Cuando aprendí a leer, me regalaron el arma más poderosa que puede tener el ser humano, el alimento más enérgico para la imaginación y el conocimiento. Como si de mariposas de alas blancas se tratase, los cuentos fueron llegando a mis manos, posándose en ellas para hacerme volar entre mil historias. La habitación donde mis juegos eran el relleno de tiempos libres se convirtió en la Caja Mágica donde un libro daba paso a las aventuras más maravillosas que mi mente, aún de niña, no había podido imaginar.

Más tarde, esas historias se fueron transformando y pasé de ser una princesa a una heroína de cómic. Y me fui desdoblando en personajes que acrecentaban mis sueños; me fui imaginando conquistadora de islas, emperadora de lugares desconocidos colonizados únicamente por los habitantes que cada autor creaba como protagonistas y yo era una de ellas, metida en sus líneas y casi bebiéndolas.

Y descubrí que podía llegar a hacer que los personajes de esos libros fueran de carne y hueso simplemente con observar a mi alrededor, porque siempre había alguna persona cuyos gestos, palabras, su pelo o sus manos me recordaban esa página de la historia.

Y comencé a adentrarme en una realidad ajena a la superficie plana que simplemente se ve y vi más allá de sus caras, de sus manos, de sus gestos, de sus movimientos. Dentro de cada una de esas personas había una historia que yo imaginaba y que seguramente habitaba en ellos, porque los libros que leyeron y los engancharon, los sedujeron y quedaron en ellos para siempre.

Y en esa locura que solo se provoca en el lugar que existe entre un libro y tu imaginación, fui seducida por eso que genéricamente llaman amor a la lectura.

En abril comenzaron las maravillosas ferias del libro, esos países de Nunca Jamás donde existen castillos inmensos en forma de casetas blancas, con libreros enamorados hasta el tuétano, con editoriales que gustan bailar con sus autores y con miles de páginas anudadas a portadas que esconden el poder de hacernos soñar, de regalarnos saber, de completar tiempos muertos que dedicamos a mirar una pantalla o seguir el circular movimiento de una mosca en el cristal.

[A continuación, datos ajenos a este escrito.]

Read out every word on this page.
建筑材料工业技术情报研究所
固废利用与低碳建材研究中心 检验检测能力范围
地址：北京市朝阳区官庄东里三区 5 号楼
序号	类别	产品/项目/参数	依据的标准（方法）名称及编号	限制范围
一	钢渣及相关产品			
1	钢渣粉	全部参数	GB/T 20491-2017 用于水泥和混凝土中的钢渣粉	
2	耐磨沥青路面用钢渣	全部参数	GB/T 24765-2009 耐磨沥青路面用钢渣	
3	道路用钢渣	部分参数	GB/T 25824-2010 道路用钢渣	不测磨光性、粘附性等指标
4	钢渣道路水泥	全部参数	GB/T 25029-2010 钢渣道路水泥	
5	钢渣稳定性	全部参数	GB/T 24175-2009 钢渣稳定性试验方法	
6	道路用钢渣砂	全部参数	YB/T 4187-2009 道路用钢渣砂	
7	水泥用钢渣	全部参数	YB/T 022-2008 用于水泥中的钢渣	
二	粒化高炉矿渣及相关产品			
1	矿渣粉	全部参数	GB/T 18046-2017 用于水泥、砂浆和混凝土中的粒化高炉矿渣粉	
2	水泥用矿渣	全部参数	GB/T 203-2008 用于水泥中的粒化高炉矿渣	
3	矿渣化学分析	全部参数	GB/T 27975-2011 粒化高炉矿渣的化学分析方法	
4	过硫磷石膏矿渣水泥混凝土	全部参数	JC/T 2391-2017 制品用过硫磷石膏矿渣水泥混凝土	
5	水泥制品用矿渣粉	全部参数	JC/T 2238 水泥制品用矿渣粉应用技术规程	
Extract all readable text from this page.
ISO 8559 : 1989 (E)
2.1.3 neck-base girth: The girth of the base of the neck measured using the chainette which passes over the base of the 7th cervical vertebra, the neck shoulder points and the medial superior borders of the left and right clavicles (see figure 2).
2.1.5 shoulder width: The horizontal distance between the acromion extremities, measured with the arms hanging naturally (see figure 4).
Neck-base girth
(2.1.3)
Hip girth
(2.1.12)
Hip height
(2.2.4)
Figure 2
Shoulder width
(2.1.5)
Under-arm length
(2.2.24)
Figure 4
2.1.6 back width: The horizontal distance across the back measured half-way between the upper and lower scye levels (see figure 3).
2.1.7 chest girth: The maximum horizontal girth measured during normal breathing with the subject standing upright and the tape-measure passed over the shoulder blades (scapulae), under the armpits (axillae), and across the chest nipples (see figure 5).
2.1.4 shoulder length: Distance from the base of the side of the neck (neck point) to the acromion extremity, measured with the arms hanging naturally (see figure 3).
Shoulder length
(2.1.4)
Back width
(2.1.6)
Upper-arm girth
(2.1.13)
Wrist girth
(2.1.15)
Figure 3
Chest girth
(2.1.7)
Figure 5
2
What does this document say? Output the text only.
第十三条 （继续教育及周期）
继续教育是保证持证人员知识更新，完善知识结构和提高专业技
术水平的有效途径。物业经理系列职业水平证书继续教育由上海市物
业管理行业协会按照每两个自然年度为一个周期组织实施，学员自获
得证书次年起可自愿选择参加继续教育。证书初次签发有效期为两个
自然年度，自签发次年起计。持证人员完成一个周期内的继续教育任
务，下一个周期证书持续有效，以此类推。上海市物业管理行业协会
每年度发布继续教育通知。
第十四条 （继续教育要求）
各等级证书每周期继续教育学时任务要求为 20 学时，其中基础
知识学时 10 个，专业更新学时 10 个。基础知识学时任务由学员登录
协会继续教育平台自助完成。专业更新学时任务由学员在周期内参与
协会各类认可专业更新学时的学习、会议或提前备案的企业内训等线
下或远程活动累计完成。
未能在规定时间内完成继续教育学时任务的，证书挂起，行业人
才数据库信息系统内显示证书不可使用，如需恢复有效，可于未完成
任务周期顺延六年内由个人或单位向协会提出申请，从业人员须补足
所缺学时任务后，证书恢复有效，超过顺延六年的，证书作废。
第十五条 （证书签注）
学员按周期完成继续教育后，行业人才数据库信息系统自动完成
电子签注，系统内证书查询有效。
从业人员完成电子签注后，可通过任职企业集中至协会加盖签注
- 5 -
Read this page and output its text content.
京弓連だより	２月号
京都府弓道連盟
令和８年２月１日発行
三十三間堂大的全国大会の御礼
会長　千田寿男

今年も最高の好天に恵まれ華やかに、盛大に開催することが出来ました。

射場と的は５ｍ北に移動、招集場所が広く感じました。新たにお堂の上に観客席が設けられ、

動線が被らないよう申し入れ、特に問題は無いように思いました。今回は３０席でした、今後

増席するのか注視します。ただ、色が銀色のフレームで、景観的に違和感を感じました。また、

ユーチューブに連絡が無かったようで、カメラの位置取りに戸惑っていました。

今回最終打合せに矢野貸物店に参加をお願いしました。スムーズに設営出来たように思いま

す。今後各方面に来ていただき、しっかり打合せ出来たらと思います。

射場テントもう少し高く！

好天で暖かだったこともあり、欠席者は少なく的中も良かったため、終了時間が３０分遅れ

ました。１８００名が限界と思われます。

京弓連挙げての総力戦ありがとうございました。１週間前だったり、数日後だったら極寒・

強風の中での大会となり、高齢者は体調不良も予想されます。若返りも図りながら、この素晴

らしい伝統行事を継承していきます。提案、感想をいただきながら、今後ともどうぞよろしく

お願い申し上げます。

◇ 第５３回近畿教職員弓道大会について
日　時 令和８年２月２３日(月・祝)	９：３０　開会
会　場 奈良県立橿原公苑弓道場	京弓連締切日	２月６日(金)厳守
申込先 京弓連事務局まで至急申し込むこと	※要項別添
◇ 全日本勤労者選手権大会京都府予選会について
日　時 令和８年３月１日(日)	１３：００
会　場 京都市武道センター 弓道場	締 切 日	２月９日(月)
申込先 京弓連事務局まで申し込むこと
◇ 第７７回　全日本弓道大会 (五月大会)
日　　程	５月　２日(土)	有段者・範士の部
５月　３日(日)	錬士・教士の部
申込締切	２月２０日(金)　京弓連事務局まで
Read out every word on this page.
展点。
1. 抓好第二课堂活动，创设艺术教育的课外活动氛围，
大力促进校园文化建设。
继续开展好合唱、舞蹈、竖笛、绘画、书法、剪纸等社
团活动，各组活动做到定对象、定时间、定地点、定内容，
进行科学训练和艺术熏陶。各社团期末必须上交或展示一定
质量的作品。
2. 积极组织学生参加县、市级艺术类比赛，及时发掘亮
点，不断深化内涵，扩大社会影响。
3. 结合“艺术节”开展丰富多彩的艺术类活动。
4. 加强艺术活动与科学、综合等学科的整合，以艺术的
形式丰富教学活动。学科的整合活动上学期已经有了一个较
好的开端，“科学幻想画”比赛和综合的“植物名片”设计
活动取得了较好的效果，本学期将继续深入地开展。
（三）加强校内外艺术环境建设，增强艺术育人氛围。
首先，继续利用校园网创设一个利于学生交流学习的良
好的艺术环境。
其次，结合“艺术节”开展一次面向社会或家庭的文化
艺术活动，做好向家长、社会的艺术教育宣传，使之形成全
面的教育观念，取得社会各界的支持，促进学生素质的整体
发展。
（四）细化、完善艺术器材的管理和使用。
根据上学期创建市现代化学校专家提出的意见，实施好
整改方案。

Sí, el libro te suplica que le permitas seducirte, que huelas su particular aroma, que acaricies sus márgenes e incluso que tatúes tus pensamientos a modo de anotaciones nerviosas y rápidas cuando te impacta o emociona uno de sus párrafos. Te suplica que lo admires en su portada que un día el autor mimó. Quiere que lo manosees mientras el sol broncea tu cuerpo y él te hace salirte del lugar que ocupas por unos instantes. Quiere ser ese amigo que te hace reír, te entretiene o te consuela. Quiere ser quien te dé la mejor receta de vida, quiere sacarte de tu rutina, quiere enamorarte, quiere dejarte con ganas de más.

Según mi amiga y autora Mar del Olmo, «Un libro siempre es el amante perfecto por el que dejarte seducir, incluso cuando no necesitas amor físico. Sus palabras pueden reconfortar tu alma porque te acarician el pensamiento; si el cuerpo te pide acción, te coge de la mano y te hace volar hasta el corazón de la aventura. Un libro a veces refleja tu vida y te hace llorar porque un desconocido entró en tu casa sin que lo supieras y expresó con palabras lo que a ti se te agolpa en la garganta. Un libro escucha, no juzga, te proporciona placer, te evade de los problemas y te enseña.  Si llego a saberlo antes, me hago bibliotecaria en lugar de casarme y tener hijos, que comen y cuestan mucho más».

Cada año las ferias del libro nos dejan con ganas de más, con la esperanza de encontrar esa historia que no olvidemos jamás y recomendemos ávidamente a las personas que queremos. Porque lo más bonito de los libros es que hay lugar para todos, y detrás de uno viene otro, porque siempre hay espacio en nuestra memoria para uno más.

Déjate seducir por un libro o por todos los que seas capaz, no es promiscuidad, es placer en letras mayúsculas.